How Compass Group’s Foodbuy head learned customer relations

Growing up in Charlotte, N.C., Patrick Lynch developed a taste for sales and support early on. Lynch’s family owned catering companies and childcare centers in the city, and helping out in these businesses gave him a passion for customer-facing roles.

Today, Lynch is head of sales at Compass Group North America’s Foodbuy division, a procurement services organization that works with hotels, restaurants and healthcare businesses to provide everything from food and facilities management to office supplies and support services.

Patrick Lynch
Patrick Lynch

Early Years

While a student at the University of North Carolina at Charlotte, Lynch was an intern at GE Capital Equipment Solutions and was offered a full-time position upon graduation. He spent the better part of a decade working in several different capacities at GE Capital, all within the world of business development and managing sales teams.

In 2011, his division at GE Capital was sold, and Lynch had to consider his next steps. After several years in Los Angeles, he was eager to work his way back to Charlotte, and he considered the company where his sister worked, Compass Group North America. After nearly three years with the company, he joined the company’s Foodbuy division—working in Charlotte, back where he began.

Foodbuy

“This opportunity here with Foodbuy really allows us to go out into unique sectors,” Lynch said. When he started with the Foodbuy team, he began selling business development on the hospitality side, focusing on hotel-management companies, brands and resorts. “So it was a perfect match and a marriage based upon having a love of culinary, a love of people and obviously a love of sales," he said. "They all kind of came together and that's how I landed.”

In his role as a sales manager for Foodbuy, Lynch spends a typical day supporting the team’s eight sellers and overseeing the business-development team responsible for bringing in new members. “We're going out into the resort-management and hotel-management and brand space, evangelizing the Foodbuy story,” he said. “We're meeting with hotel executives from C-level all the way down to chief-procurement-level individuals, articulating how we can affect their supply chain on not only the food side but the nonfood side, as well. We understand that acquisition cost is everything to these operators, and if we can truly help protect their bottom line by offering them world-class hospitality procurement services (which ultimately gives them Fortune 100 purchasing power) and leverage that, it allows them to go out and create a return for their shareholders.”

Foodbuy’s clients include management companies and asset owners alike, but Lynch sees particular benefits in partnerships with brands. “By unleashing additional capital and driving costs down in their supply chain, they can then in turn do a couple of things,” he said. “They're able to redeploy resources internally and focus on more activities that are strategic to their bottom line versus tactical things that typically fall [to procurement departments]. They can also generate an income stream, which allows them to invest in new hotels and then to get new clients.”

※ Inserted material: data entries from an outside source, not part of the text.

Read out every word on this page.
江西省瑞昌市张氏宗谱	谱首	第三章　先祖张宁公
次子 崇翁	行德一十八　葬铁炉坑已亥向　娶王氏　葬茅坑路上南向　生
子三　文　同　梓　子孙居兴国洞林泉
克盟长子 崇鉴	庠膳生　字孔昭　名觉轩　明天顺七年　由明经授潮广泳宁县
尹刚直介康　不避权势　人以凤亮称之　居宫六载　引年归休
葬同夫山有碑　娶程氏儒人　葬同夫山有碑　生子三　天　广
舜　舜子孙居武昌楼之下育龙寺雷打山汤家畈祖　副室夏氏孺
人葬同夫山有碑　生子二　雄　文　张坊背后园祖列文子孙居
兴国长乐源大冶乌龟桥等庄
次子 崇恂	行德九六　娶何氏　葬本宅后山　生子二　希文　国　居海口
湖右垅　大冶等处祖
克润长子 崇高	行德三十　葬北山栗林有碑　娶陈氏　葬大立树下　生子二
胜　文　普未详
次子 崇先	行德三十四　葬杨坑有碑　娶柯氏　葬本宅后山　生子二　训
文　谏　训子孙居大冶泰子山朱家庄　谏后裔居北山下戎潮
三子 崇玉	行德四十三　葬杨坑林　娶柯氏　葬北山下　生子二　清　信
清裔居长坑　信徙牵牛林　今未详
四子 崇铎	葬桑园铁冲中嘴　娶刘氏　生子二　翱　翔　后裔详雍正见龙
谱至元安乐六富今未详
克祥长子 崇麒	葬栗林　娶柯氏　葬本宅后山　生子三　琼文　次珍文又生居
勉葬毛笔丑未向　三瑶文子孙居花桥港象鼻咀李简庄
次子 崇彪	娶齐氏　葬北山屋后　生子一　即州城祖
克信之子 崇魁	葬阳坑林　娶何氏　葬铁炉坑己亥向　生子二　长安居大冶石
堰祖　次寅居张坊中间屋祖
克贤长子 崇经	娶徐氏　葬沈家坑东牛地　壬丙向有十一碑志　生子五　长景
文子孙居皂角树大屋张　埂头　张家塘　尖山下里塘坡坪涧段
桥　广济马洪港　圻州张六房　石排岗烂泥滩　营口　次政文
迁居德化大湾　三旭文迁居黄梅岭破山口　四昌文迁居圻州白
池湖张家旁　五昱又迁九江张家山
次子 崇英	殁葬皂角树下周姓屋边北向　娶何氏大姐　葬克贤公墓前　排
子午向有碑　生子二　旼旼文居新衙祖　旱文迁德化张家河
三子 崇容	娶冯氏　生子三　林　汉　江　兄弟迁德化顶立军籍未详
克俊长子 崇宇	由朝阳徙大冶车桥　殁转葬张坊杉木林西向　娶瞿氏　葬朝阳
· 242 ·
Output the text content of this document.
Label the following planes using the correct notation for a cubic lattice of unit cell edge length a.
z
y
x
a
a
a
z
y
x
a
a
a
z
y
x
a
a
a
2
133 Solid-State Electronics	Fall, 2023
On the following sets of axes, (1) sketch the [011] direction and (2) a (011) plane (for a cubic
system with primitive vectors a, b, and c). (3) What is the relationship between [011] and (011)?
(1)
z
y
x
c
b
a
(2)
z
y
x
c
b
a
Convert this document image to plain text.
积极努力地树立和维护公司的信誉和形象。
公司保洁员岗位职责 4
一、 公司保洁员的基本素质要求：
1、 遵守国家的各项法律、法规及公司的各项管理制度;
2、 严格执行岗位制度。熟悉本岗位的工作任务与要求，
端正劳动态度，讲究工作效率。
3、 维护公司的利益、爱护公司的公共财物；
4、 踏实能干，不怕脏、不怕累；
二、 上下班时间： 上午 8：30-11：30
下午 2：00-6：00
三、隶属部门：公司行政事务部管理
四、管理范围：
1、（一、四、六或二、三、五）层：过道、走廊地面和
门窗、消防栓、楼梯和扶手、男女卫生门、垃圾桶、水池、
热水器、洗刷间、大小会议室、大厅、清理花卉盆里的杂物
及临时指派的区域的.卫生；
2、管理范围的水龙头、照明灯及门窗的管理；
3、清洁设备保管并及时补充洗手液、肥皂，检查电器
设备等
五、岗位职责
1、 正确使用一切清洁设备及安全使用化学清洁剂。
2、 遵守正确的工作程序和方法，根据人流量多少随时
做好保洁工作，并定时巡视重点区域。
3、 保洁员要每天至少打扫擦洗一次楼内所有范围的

Lynch also oversees Concierge by Foodbuy, the company’s dedicated brand for its hospitality and leisure channel. The brand works with more than 15,000 hotels to customize each property’s procurement solutions. “We go out and into the field and offer Fortune 100 contracting power, which again helps reduce the cost on both food and nonfood essentials,” he said. “We really look at ourselves as an extension of their procurement teams and as their on-demand procurement partner. We're able to augment and enhance some supply-chain solutions, whether they have a full procurement department or if they’re a smaller company just starting out with a one- or two-person procurement department. We mold and fit into their existing procurement philosophy and their team to help drive and deliver supply-chain solutions on the food and nonfood side.”

Clicking with Clients

Relationships in the hospitality space are vital. In hospitality, folks don't really leave. They just move around because the industry is so great. Everyone knows everyone, so we really rely on personal relationships to strengthen our existing business. When you form a new relationship, it helps protect the relationships that you already have because when things go wrong and you've got a relationship to stand on, you're not just a commoditized price. We benefit from a 99-percent retention rate here at Foodbuy due to our great relationships, and then when forging new business partnerships, existing clients tell the stories to folks in their professional networks and they say, ‘Look what Foodbuy has been able to do for me.’